Exclusionary conditions. The GWIC study eligibility criteria excluded veterans who had ever been diagnosed by a physician with multiple sclerosis, lupus, rheumatoid arthritis, stroke, Parkinson’s disease, amyotrophic lateral sclerosis (ALS, or Lou Gehrig’s disease), Alzheimer’s disease, bipolar disorder, or schizophrenia. Criteria also excluded veterans if they had previously been diagnosed with any of the following conditions and there was any indication the condition was still active in the five years before the study: seizure disorder, heart disease (high blood pressure or high cholesterol not exclusionary), kidney disease, liver disease, cancer (except non-melanoma skin cancer, which was not exclusionary). For example, veterans who had a prior cancer diagnosis but had been told by their providers that they had been cancer–free for at least 5 years were not excluded from the study. Veterans diagnosed with diabetes were included only if their blood sugar had been well controlled for at least 2 years but were otherwise excluded.
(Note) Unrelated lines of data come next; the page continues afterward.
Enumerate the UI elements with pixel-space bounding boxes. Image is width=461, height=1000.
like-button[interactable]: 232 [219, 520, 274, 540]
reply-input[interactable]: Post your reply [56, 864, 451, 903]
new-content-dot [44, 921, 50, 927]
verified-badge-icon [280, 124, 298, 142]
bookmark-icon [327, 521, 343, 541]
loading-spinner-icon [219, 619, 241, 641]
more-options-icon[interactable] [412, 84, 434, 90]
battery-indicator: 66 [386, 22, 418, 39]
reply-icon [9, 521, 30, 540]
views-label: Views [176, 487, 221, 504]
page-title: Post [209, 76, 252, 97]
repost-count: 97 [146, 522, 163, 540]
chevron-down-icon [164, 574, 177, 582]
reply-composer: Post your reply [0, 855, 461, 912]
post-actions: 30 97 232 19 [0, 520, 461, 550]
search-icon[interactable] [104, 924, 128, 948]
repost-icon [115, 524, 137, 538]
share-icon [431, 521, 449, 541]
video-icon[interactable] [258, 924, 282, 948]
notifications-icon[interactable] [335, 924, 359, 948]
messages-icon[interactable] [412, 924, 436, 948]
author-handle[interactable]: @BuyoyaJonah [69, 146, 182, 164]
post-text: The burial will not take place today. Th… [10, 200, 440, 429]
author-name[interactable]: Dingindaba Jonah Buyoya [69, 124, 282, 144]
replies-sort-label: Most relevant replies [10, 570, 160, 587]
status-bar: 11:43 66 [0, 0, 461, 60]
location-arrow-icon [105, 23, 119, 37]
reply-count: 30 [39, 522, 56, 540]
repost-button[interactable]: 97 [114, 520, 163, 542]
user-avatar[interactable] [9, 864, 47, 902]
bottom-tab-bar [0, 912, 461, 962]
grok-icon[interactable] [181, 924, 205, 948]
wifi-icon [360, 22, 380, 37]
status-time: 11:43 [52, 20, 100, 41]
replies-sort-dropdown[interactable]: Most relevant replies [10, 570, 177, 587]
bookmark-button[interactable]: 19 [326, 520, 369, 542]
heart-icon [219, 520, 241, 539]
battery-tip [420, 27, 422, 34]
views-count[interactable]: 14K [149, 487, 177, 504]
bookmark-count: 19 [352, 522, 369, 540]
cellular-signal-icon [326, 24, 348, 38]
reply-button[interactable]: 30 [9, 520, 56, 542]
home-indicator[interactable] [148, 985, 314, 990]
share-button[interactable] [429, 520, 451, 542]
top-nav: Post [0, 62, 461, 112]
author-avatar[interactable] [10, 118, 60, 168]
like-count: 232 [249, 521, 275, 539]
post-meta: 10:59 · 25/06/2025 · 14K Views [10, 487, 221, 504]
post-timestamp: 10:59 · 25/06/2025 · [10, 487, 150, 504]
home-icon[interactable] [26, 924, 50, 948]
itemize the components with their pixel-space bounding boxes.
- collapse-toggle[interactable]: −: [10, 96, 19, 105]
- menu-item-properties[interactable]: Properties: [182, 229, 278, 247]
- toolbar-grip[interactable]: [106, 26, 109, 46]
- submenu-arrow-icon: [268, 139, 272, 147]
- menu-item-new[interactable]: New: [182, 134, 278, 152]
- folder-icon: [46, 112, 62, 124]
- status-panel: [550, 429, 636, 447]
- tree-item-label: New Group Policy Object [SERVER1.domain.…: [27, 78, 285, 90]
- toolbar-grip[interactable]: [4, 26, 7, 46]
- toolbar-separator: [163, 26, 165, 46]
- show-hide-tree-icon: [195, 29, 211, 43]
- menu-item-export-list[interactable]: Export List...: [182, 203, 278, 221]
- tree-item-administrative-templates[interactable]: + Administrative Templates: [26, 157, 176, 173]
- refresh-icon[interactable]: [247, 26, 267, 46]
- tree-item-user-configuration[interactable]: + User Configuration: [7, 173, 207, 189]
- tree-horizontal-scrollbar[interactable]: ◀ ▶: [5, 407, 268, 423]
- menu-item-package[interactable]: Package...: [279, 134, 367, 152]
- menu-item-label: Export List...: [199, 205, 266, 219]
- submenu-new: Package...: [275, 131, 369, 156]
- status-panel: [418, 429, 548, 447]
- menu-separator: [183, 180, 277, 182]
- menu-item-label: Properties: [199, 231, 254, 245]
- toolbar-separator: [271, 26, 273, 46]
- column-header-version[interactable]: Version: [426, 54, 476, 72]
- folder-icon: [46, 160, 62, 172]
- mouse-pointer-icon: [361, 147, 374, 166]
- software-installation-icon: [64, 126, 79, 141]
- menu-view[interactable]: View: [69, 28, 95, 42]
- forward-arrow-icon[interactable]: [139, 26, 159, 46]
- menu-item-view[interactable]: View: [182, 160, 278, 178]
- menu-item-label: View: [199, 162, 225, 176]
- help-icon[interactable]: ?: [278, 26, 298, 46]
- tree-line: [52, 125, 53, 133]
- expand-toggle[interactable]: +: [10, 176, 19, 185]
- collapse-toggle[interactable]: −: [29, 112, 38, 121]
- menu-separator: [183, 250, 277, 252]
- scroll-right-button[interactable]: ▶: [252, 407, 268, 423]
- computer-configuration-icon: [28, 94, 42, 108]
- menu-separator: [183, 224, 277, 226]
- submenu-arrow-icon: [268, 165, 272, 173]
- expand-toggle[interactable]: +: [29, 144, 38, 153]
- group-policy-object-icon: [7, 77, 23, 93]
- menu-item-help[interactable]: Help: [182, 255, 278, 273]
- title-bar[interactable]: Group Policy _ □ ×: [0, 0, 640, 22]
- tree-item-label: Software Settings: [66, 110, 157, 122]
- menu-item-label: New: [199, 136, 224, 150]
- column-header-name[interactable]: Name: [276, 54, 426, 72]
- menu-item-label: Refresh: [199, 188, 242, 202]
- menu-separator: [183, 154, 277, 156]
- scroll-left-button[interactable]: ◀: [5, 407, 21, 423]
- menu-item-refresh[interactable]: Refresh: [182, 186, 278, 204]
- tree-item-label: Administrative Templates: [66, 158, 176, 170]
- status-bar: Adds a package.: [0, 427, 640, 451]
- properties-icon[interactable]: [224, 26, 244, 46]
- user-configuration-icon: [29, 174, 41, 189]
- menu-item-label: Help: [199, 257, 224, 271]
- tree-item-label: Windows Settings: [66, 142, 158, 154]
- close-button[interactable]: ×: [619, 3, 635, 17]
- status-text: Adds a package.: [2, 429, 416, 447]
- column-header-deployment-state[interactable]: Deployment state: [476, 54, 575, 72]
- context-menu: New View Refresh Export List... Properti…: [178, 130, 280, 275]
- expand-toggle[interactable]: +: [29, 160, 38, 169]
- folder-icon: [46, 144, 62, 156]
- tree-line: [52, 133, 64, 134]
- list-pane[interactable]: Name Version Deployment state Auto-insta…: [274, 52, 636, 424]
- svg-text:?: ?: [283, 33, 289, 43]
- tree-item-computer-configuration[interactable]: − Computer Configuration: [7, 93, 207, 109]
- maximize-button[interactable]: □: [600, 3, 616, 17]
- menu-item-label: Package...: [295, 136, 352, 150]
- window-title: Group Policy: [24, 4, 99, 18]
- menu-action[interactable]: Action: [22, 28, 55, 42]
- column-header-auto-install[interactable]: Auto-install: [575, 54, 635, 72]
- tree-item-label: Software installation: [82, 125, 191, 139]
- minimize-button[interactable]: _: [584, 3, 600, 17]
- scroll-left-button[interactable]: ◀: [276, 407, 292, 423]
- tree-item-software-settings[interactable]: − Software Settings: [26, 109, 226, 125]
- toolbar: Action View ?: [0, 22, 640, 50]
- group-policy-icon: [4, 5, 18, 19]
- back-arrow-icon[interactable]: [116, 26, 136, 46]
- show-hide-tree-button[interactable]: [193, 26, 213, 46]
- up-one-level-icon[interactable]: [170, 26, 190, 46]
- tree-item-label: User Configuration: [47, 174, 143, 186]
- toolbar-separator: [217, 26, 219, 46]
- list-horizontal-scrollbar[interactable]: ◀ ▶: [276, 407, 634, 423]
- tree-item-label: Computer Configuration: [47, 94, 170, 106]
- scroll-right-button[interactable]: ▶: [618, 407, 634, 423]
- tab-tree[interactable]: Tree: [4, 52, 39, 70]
Veterans were also excluded if they had a chronic infectious disease lasting six months or longer or were recovering from a serious injury that could account for their symptoms. In addition, veterans were excluded if they had been hospitalized for post-traumatic stress disorder, depression, or alcohol or drug dependence in the previous 5 years.



I am sick of this guessing game.
Me too. Researchers asking better questions would help, but I suspect that it's only when we have solid biomarkers that we'll really know how similar conditions relate to ME/CFS.
 
I agree with you, Hutan but it is the "feeling unwell after physical exertion" that gets to me especially. Surely they could have done better than that. Asking if there are times when there is a delay after exertion before feeling unwell would be very informative. It could hardly add to the cost of the trial to add another question and it makes me wonder if they know this often happens in ME.